Morel dissera ao Sr. de Charlus que amava a sobrinha de Jupien, queria desposá-la, e era doce ao barão acompanhar seu jovem amigo às visitas, em que representava o papel de futuro sogro indulgente e discreto. Nada lhe agradava mais.
Minha opinião pessoal é que "pagar o chá" vinha do próprio Morel, e que, por cegueira de amor, a jovem costureira adotara uma expressão da criatura adorada, expressão que destoava, pela feiúra, na linguagem bonita da moça.

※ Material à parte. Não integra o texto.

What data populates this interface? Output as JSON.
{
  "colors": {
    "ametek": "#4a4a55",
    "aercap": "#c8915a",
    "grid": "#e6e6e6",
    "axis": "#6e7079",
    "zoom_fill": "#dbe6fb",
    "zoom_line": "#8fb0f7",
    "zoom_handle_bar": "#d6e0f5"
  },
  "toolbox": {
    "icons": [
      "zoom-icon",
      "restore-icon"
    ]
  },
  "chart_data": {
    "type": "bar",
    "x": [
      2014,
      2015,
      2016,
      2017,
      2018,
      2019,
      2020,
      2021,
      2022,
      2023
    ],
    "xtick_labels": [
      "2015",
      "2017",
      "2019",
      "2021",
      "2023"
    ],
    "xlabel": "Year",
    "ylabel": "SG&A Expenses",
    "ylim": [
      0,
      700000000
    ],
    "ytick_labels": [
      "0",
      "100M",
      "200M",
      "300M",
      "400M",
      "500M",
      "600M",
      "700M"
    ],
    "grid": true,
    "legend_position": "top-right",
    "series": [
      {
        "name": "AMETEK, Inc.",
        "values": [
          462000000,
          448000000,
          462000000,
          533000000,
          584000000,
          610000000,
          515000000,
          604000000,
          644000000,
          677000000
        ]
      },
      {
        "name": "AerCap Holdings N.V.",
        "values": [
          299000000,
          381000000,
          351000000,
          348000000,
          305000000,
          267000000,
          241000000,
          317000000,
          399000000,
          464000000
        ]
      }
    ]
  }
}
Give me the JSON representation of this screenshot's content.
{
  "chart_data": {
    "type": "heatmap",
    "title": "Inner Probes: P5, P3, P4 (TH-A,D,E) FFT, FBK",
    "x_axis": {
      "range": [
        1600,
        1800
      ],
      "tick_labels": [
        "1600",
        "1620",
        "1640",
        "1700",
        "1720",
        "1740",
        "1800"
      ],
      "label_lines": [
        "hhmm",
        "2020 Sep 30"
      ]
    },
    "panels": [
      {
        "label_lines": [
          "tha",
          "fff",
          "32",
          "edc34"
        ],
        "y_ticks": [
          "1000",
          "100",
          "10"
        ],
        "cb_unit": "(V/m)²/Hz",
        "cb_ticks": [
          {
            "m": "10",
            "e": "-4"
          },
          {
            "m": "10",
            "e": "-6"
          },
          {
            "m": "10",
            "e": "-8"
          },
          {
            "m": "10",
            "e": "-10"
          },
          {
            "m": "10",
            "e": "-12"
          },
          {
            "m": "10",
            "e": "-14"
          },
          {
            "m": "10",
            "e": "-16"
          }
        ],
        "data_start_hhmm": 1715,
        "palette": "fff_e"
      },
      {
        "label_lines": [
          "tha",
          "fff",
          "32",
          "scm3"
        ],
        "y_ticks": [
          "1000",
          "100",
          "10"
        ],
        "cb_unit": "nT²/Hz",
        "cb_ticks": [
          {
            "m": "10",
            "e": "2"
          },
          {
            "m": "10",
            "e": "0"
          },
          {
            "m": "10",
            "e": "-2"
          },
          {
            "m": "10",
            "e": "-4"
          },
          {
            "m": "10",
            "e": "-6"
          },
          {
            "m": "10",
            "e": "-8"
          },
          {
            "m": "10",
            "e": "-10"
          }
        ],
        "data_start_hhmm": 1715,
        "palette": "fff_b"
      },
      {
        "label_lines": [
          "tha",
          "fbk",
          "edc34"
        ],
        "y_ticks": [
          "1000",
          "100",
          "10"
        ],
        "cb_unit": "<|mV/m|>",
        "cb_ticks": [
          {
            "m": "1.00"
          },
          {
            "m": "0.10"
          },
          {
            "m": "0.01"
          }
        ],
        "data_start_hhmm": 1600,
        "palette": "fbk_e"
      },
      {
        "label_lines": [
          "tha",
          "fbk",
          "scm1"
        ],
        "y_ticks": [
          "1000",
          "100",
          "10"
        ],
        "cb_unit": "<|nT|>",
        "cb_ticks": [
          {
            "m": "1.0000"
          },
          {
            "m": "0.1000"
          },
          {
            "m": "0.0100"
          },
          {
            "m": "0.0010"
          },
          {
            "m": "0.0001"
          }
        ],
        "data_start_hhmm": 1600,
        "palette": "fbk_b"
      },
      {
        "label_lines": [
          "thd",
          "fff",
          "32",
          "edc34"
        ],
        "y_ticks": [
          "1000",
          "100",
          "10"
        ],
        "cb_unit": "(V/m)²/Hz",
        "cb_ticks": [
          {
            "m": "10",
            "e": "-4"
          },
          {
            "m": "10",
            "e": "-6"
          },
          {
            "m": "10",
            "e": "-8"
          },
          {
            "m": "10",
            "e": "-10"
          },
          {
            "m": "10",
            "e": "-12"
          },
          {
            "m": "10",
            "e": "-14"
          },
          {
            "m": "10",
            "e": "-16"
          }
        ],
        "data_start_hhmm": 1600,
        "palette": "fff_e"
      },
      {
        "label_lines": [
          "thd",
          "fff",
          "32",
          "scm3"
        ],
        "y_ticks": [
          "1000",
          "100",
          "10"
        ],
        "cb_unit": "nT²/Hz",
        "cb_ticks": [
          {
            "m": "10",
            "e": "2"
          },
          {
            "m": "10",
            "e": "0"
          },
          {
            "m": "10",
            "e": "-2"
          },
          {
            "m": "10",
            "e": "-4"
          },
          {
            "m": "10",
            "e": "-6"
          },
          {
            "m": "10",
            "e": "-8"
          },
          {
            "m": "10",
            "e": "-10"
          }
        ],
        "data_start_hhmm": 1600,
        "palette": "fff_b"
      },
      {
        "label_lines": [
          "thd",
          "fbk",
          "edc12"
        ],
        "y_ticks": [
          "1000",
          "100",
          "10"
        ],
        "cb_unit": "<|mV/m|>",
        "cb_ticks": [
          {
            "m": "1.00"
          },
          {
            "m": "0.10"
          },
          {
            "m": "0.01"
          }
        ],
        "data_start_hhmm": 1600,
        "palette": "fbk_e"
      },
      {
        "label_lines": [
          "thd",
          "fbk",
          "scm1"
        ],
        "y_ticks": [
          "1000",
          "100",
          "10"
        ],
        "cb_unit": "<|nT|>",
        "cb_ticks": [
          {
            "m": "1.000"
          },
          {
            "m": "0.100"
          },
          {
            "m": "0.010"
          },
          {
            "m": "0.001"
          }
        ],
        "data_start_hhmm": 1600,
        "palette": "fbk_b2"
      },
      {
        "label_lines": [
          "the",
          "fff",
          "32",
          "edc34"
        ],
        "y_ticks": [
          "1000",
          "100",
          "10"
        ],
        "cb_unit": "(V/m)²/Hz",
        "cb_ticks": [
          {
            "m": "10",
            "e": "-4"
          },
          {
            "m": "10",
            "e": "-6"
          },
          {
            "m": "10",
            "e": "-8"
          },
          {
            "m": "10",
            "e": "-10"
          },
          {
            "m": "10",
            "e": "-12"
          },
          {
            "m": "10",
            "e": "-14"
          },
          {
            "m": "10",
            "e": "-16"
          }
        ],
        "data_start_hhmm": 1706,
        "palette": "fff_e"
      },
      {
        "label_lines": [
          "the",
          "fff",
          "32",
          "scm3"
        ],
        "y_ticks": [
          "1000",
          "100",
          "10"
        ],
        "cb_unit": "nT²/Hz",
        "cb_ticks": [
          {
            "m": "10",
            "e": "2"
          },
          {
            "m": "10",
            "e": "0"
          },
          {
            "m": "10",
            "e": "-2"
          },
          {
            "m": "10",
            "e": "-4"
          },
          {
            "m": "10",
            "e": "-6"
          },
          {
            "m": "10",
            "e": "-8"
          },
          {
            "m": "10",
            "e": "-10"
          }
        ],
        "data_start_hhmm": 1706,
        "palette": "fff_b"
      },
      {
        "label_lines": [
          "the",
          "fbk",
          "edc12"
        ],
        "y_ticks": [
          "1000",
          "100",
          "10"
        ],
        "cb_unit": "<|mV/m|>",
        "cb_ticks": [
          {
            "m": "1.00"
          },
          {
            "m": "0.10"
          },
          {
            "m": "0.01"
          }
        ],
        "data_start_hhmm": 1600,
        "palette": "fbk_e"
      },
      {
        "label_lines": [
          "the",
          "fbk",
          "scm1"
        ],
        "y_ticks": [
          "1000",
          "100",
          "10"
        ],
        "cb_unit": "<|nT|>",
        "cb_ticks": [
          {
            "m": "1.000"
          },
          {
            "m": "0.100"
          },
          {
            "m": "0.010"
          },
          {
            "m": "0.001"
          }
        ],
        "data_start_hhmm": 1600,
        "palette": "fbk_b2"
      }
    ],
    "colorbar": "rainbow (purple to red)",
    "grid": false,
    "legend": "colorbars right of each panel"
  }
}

Essa linguagem, as maneiras encantadoras que se harmonizavam com ela, a proteção do Sr. de Charlus, faziam com que muitos fregueses para quem ela trabalhara a recebessem como amiga, convidando-a para jantar, mesclando-a às suas relações; aliás, a mocinha só aceitava esses convites com a permissão do Sr. de Charlus e nas noites em que isto lhe convinha. "Uma costureirinha na alta sociedade?", diriam. "Que inverossimilhança!" Pensando bem, não era menos inverossímil que antigamente Albertine viesse ver-me à meia-noite, e agora vivesse comigo. E talvez fosse inverossímil com outra, de modo algum com Albertine, sem pai nem mãe, levando uma vida tão livre que, no começo, eu a tomara em Balbec pela amante de um ciclista, tendo por parente mais próximo a Sra. Bontemps que, já na casa da Sra.